Their firm, Next Ventures, is “designed to maximize growth opportunities in the exploding sports, fitness, nutrition and wellness markets,” according to its website. Part of the appeal is the alchemy between its two general partners. Much like Armstrong, the 56-year-old Conacher is ultra-competitive. He was a top college decathlete at Dartmouth College in New Hampshire and is now a five-mornings-a-week California surfer with good genes and size — he is almost two metres tall — a combination that produces some friendly athletic tests with Armstrong.
I said to Lance, ‘If you want a partner, I’ll do it with you.’ And he said, ‘Really?’ And I said, yep
Conacher admits the former cyclist “crushes” him in running and swimming, and is about 20% faster on a bike.

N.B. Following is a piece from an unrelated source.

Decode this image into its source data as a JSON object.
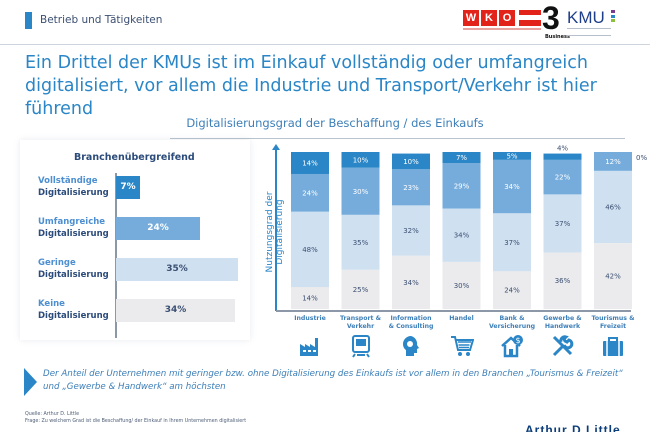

Both men are terrible at golf. Where Conacher holds a decisive edge is as a skier, surfer and possessor of knowledge around the intricacies of corporate governance, deal structuring and company valuations.
Armstrong brings his own strengths, including a global network of contacts, a global audience in the digital space and the core belief as an investor — and this is a guy who got in early on Uber Technologies Inc. and Docusign Inc. — that a company’s most valuable commodity is its people. “I invest in talent and hard work,” Armstrong says.
In that regard, Armstrong and Conacher are invested in one another, crisscrossing North America to raise capital, and positioning their firm as a second- or third-round investor in wellness gadgets, including PowerDot, a portable electro-muscle stimulator controlled by a smartphone app, and Oura Ring, which measures heart rate, body temperature and movement while you sleep.
On the side, Conacher is working on a documentary about his grandfather with his son, the actor Lionel Charles Conacher, better known as Chas. It is the story of a Canadian sports hero. Lance Armstrong knows it well.